Transport in Porous Media, Vol.132, No.1, 83-112, 2020
An Upscaled Model for Permeable Biofilm in a Thin Channel and Tube
In this paper, we derive upscaled equations for modeling biofilm growth in porous media. The resulting macroscale mathematical models consider permeable multi-species biofilm including water flow, transport, detachment and reactions. The biofilm is composed of extracellular polymeric substances (EPS), water, active bacteria and dead bacteria. The free flow is described by the Stokes and continuity equations, and the water flux inside the biofilm by the Brinkman and continuity equations. The nutrients are transported in the water phase by convection and diffusion. This pore-scale model includes variations in the biofilm composition and size due to reproduction of bacteria, production of EPS, death of bacteria and shear forces. The model includes a water-biofilm interface between the free flow and the biofilm.
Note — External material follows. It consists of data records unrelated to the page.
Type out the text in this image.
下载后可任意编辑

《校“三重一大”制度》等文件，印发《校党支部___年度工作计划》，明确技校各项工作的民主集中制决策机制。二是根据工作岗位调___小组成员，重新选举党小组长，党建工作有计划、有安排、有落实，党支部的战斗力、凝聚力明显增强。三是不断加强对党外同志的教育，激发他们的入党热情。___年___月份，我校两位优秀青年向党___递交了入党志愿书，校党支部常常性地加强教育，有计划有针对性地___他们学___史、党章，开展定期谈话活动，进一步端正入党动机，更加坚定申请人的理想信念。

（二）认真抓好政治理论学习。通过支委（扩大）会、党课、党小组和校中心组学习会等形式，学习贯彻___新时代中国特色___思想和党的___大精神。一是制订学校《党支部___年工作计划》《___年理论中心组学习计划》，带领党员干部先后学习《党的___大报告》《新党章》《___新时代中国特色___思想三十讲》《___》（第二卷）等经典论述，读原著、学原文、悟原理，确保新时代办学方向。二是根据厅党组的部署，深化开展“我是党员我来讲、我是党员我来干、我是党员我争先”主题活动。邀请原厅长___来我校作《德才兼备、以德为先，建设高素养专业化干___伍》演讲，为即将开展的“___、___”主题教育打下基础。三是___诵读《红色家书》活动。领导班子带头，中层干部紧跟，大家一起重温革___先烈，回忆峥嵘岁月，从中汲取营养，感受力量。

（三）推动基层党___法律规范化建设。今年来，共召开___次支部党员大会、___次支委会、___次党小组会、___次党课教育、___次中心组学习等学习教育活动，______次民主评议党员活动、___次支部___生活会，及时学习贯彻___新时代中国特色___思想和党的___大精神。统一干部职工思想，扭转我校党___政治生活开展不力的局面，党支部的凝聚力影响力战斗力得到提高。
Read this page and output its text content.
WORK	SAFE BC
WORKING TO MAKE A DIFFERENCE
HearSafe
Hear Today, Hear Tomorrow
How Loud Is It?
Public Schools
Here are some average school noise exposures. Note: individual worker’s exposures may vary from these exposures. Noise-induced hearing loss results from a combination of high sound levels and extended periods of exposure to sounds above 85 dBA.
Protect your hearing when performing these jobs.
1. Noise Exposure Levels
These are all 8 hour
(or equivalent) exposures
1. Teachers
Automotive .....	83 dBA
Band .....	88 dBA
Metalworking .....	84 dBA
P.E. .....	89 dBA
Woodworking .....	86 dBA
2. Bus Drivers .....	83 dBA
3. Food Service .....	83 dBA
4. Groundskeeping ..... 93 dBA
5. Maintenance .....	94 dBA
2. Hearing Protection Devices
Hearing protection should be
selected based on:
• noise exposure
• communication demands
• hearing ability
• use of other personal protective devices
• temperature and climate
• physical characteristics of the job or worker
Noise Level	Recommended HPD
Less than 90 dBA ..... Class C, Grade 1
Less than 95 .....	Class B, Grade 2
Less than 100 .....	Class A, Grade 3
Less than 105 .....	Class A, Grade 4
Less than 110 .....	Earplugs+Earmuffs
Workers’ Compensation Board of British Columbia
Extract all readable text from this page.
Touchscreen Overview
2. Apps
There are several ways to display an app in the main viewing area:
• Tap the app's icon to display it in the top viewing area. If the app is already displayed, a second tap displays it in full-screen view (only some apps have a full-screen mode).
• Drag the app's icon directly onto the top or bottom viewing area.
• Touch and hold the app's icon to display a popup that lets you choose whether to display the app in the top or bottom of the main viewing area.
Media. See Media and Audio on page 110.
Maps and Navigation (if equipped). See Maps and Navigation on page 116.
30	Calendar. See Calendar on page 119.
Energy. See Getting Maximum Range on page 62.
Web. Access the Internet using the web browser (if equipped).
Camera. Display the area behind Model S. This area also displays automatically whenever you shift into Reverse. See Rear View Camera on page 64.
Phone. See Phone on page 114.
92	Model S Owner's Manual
Homogenization techniques are applied to obtain upscaled models in a thin channel and a tube, by investigating the limit as the ratio of the aperture to the length epsilon of both geometries approaches to zero. As epsilon gets smaller, we obtain that the percentage of biofilm coverage area over time predicted by the pore-scale model approaches the one obtained using the effective equations, which shows a correspondence between both models. The two derived porosity-permeability relations are compared to two empirical relations from the literature. The resulting numerical computations are presented to compare the outcome of the effective (upscaled) models for the two mentioned geometries.